Pro-Russian party stages fake mayoral election in Mariupol

By Ewan Somerville

A pro-Russian political party has staged fake mayoral elections in the besieged southern port city of Mariupol, local media reports.

Kostyantyn Ivashchenko, a local council member from Opposition Platform – For Life, a pro-Russian party in Ukraine, was reportedly declared “mayor” of Mariupol on April 4. 

That is according to the Kyiv Independent, an English-language Ukrainian media outlet, which reported that the mock ceremony followed a meeting of party members. 

The outlet cited Petro Andryushchenko, an advisor to the real mayor of Mariupol, saying that the Russian military assisted Ivashchenko’s staged ceremony, which was not legally binding. 

It comes as Russian troops, who occupy part of the ruined city on the Sea of Azov, step up their encirclement as Vladimir Putin redeploys troops to take eastern and southern regions after heavy losses near the capital Kyiv forced a retreat.

Vadym Boichenko, the real mayor of Mariupol, said on Monday that the city was now “90 per cent” destroyed after relentless bombardment. 

Civilian ship sinking in Mariupol after being hit by Russian shelling

A civilian ship is sinking in the port of Mariupol after it was struck by “shelling from the sea” by Russian forces,​Ukraine’s interior ministry said, with the shelling having also caused a fire in the engine room.

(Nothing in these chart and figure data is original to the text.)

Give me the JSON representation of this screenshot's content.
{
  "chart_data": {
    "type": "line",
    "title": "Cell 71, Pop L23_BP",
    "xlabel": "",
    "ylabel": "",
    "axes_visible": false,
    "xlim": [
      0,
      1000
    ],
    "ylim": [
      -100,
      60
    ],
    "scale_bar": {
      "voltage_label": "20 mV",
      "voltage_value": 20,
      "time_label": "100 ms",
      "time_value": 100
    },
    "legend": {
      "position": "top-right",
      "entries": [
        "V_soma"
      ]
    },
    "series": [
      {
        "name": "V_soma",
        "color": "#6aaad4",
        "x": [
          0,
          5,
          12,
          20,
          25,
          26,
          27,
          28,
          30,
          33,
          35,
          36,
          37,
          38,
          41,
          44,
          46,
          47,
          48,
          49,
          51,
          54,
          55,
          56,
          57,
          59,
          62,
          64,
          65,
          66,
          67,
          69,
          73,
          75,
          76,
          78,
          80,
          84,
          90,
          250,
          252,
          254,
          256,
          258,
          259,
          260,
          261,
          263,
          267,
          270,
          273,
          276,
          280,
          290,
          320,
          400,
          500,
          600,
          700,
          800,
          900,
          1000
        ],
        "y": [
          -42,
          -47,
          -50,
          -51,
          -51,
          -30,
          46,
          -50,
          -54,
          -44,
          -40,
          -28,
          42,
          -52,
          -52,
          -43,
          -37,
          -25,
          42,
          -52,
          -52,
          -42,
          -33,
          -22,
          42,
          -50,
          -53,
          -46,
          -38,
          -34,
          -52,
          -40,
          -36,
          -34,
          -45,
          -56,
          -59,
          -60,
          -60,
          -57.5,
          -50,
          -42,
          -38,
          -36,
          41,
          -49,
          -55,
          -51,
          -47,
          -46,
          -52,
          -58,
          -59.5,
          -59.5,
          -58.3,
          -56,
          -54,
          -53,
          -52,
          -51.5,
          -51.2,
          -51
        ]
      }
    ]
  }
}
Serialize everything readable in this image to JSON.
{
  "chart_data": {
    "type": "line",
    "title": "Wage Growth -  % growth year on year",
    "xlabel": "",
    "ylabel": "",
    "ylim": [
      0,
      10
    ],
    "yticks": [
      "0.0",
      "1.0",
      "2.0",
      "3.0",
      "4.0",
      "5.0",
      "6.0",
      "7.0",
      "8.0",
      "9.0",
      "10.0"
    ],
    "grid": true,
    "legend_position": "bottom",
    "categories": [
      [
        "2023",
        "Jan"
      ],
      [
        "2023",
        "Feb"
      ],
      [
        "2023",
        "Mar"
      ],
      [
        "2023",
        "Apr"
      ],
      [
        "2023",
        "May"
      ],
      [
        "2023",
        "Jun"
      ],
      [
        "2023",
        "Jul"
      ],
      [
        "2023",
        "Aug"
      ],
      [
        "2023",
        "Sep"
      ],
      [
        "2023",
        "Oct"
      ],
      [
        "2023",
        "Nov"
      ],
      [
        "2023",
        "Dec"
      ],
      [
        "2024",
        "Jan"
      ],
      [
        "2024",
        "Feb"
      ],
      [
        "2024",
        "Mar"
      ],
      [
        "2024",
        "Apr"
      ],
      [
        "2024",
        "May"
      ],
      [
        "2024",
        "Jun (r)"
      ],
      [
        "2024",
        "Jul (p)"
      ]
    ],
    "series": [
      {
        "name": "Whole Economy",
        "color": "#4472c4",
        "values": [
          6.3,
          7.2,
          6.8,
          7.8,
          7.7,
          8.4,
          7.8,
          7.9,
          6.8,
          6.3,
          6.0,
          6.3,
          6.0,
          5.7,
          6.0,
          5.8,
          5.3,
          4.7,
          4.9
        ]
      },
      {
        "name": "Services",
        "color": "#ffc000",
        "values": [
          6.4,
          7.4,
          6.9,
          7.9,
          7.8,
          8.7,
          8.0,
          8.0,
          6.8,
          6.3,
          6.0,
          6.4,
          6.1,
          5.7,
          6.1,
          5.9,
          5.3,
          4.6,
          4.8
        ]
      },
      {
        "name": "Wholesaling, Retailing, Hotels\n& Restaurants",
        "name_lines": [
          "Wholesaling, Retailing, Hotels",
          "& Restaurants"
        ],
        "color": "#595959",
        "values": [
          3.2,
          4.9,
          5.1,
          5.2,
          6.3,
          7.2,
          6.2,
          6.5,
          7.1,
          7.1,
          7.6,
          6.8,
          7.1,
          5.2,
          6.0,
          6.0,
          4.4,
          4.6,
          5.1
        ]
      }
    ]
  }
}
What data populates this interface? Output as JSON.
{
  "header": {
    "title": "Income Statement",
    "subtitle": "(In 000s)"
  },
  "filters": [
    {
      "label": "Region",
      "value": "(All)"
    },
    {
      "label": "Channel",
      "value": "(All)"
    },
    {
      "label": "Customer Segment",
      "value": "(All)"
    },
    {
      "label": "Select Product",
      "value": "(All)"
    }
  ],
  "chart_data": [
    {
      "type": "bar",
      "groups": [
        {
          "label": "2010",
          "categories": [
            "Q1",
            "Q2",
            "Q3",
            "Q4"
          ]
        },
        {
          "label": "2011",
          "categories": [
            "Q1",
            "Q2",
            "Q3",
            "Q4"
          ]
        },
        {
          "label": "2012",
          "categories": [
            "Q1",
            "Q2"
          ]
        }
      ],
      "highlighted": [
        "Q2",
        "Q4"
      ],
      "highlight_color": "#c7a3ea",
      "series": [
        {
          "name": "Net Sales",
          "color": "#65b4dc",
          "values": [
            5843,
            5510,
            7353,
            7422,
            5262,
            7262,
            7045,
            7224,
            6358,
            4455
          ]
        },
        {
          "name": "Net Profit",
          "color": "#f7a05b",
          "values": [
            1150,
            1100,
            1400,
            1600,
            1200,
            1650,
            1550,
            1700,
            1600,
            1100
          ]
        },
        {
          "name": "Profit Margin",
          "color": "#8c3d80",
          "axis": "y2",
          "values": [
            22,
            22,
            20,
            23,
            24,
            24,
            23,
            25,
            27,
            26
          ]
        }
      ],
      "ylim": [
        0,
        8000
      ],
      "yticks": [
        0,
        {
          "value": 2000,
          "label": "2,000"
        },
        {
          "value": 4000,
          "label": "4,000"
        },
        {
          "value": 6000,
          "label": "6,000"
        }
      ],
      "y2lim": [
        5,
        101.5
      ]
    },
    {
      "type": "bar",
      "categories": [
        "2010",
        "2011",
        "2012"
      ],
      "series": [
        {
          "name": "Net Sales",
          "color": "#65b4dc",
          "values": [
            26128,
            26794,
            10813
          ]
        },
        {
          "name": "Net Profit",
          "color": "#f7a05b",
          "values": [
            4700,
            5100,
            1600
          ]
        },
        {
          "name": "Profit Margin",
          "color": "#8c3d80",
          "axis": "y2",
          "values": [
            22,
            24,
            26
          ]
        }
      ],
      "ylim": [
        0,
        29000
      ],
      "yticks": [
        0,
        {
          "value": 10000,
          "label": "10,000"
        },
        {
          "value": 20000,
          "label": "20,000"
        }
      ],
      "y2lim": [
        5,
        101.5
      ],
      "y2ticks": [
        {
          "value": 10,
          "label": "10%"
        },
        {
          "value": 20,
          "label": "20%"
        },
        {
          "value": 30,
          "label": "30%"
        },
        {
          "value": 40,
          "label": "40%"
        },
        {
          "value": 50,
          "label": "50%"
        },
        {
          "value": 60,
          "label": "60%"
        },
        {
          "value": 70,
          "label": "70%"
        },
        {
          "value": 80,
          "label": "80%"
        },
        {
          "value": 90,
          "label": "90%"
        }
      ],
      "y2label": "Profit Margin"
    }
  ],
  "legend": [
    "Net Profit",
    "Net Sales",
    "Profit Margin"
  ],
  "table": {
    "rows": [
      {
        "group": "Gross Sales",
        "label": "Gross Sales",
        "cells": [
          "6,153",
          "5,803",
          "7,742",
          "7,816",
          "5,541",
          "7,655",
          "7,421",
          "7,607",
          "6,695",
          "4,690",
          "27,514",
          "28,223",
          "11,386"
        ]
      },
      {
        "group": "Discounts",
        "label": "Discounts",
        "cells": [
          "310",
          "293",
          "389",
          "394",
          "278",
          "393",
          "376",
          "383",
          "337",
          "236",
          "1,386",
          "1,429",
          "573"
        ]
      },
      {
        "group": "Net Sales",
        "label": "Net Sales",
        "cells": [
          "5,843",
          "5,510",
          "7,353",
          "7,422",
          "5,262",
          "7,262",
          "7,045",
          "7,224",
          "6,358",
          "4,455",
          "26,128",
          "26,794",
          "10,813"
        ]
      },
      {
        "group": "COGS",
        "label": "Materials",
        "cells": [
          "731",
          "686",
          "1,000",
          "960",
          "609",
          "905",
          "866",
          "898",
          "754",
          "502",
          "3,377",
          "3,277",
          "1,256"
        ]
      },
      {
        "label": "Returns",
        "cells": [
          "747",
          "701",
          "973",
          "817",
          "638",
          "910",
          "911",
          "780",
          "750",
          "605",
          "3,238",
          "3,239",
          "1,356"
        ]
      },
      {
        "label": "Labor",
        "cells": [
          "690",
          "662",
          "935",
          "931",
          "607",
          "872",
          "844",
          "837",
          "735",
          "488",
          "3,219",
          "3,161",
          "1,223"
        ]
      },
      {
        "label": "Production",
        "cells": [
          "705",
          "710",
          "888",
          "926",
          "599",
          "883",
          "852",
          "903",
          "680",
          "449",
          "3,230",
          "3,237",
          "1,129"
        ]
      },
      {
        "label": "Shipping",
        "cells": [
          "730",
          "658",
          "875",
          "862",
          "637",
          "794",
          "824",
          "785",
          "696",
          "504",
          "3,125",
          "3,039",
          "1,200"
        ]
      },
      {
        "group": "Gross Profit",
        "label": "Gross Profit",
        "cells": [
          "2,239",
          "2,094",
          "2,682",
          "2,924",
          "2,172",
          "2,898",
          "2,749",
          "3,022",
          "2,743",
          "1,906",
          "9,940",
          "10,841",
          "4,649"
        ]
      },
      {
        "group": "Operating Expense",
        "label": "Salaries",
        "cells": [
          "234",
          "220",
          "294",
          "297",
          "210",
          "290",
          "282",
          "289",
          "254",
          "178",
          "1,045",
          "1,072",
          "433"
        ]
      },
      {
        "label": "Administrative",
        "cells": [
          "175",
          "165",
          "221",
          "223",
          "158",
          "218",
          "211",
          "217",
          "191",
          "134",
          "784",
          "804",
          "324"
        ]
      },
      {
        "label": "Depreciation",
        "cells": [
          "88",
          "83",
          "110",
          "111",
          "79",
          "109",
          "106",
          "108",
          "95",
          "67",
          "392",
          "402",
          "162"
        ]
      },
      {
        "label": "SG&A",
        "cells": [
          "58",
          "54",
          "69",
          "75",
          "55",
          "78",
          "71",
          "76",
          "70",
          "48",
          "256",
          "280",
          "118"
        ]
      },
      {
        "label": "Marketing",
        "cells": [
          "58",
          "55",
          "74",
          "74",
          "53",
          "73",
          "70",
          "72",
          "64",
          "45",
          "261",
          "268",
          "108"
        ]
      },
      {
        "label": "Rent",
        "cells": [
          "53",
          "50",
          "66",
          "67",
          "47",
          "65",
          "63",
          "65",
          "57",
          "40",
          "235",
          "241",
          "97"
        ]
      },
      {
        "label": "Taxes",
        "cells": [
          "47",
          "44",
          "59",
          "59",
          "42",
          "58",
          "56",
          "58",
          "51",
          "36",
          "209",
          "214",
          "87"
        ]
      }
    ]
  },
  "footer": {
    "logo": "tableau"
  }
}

The ship, which was flying the flag of the Dominican Republic, was moored in the port when it was hit, the ministry said in a post on Telegram.

It is now “gradually going under water”, the ministry said, with it now being “impossible to conduct a rescue operation under constant fire”.

3 comments

  1. Putler wants all the Donbas and wants to inflict massive losses on the Ukrainian armed forces. All in time for May 9. There will also be the usual torture, rape and genocide.
    If he succeeds, he will not stop at that. The damn war would go on and on as the bastard seeks to cut off Ukraine from the Black Sea.
    None of this can be allowed to happen. The rodent must be stopped by any means necessary.
    Who will help Ukraine enforce the NFZ?

  2. RuSSia is like a teenage thug. Now that the conquest of Kyiv, despite rape and torture, failed – they now want to steal more land in the Donbas. I do not understand why the ukrainian military command did not order on February 24 to retake all of Donbas. They fucked up and fell for the distraction near Kyiv. Time they aim at retaking everything in Donbas. Of course the West must provide Ukraine with more and heavier arms to make sure this can be achieved.

    • Kyiv was not a faint. Putin needs all of Ukraine to be able to reach his geopolitical goals. Putin can not be allowed to consolidates and hold what he has already taken. Ukraine needs heavy offensive weapons to be able to drive Putin utterly from Ukraine’s national borders.